Edwards believes the consequences of the fallout will be dire, and reiterated some of his more recent drastic forecasts.

Gold will soar to $10,000 per ounce, he said, while U.S. Treasurys will yield less than 1 percent and the U.S. S&P 500 will plummet over 72 percent to levels of 450. He did not give a time frame for these moves, however.

(Read more: Gold within striking distance of bull territory)

To back up his view, Edwards compared the performance of the S&P 500 in 2013 and the index's performance just before Black Monday on October 19 in 1987 - when stocks on Wall Street crashed 20 percent - drawing parallels between the two.

He also referenced recent declines in copper prices, which have fallen 3 percent over the past two weeks and are broadly seen as a gauge of global economic sentiment, as a warning sign for a stock market crash.

(Read More: Stephen Roach warns of global economic crisis)

Edwards also forecast that in the event of a global recession, the U.S. central bank will likely embark on a new and aggressive phase of quantitative easing (QE).

"With fiscal firepower essentially spent, QE will be ramped up exponentially as the Fed doves coo in universal reassurance that they can still save the world. Ultimately, I expect a new phase of aggressive QE will lead to inflation that is unlikely to be containable," he added.

The strategist has had some success with his forecasts in the past including predicting the Asian financial crisis of 1997-1998 and the U.S. housing implosion, but not all of his calls have come to fruition.

Edwards called for China to land hard in 2012, for example,which did not happen. Also, he forecast in July last year that the S&P 500 was on the verge of an "ultimate death cross" and would fall to 666.The index has since continued to add gains notching record highs this year.

(Read more: Is taper talk really behind emerging markets rout?)

'Things aren't that bad'

Not all industry watchers see the recent emerging market rout as a prelude to a wider crisis though, with some arguing the sell-off offers an opportunity to buy.

"We should look at emerging markets and say there are some countries where there will be a recovery," William Davies, head of global equities at Threadneedle Investments told CNBC Asia's "The Call" on Friday.

"India is one where we are skeptical about the near-term prospects. Indonesia is caught in the rout as well but I think it's more likely that we'll get a recovery there," he added.

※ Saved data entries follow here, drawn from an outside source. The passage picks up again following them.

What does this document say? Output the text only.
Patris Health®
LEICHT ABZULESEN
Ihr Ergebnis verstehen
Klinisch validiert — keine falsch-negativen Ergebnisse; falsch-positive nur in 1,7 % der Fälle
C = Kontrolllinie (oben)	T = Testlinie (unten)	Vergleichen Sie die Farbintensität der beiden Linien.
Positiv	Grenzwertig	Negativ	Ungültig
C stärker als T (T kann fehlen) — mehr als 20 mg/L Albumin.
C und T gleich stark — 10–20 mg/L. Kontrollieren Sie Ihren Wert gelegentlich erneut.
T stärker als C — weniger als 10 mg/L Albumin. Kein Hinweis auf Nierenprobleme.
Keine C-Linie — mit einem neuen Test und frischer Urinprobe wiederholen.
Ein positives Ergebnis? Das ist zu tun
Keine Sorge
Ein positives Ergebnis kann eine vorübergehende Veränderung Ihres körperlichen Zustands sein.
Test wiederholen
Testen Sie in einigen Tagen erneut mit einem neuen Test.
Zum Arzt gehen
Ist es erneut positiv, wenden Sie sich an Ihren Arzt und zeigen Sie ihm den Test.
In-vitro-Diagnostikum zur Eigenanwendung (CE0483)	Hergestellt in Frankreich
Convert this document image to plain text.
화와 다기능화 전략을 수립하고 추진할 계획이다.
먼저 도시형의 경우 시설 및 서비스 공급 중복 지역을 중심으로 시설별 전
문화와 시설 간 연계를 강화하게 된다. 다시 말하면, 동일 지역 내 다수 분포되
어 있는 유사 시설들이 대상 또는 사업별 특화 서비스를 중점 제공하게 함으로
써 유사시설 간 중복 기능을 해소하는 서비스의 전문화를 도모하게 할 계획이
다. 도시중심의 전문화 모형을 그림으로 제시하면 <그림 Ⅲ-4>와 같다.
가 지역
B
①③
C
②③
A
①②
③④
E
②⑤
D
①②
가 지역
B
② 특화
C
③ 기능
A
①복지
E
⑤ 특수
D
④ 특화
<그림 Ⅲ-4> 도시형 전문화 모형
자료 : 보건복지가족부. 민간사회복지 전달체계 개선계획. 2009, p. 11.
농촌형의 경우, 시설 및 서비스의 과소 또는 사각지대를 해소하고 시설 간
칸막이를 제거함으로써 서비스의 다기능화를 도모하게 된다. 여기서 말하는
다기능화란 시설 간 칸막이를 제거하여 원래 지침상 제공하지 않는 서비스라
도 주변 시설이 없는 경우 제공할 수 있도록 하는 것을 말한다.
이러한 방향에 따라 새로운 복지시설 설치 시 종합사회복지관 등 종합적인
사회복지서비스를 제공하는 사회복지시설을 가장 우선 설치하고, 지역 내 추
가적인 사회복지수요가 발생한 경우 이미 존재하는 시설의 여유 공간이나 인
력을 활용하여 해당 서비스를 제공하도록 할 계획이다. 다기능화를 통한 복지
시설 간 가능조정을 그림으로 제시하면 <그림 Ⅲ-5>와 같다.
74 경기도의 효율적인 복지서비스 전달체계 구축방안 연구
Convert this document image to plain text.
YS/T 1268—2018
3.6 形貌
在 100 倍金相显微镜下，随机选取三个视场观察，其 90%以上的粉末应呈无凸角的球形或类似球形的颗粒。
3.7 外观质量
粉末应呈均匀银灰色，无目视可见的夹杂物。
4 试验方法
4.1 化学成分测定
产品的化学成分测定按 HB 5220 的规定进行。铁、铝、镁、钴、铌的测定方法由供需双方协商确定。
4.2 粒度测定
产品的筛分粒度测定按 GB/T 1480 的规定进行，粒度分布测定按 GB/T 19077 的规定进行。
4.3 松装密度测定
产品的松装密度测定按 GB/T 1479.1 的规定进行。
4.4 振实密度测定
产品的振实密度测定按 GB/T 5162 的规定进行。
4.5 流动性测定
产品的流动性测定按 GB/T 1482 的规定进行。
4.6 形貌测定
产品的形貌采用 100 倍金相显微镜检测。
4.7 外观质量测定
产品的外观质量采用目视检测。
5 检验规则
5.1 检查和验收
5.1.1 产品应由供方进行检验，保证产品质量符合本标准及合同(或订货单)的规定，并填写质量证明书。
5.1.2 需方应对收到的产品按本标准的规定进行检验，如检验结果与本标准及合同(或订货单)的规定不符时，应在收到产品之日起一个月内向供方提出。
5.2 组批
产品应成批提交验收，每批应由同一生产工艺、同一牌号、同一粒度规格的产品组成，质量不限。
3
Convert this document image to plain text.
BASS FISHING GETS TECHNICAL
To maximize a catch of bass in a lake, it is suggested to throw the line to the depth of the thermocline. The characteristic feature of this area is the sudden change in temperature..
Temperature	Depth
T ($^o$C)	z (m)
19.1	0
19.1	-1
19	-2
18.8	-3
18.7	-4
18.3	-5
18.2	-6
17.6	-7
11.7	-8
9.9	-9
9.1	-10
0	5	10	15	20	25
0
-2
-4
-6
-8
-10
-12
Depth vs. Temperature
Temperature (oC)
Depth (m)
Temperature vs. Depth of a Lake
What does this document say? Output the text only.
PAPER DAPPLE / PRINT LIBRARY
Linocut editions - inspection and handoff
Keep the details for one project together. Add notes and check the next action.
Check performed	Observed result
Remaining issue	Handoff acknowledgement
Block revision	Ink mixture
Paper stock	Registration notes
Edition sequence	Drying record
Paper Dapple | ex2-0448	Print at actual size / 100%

Meanwhile, Bank of America Merrill Lynch issued a report on Friday arguing that emerging markets are set to be the comeback asset class of 2014.

(Read more: Emerging markets: the comeback kid of 2014?)

"The immediate economic pain in many emerging markets is likely to be intense. But successful long term investing requires buying 'humiliation' rather than 'exuberance'," authors of the report wrote.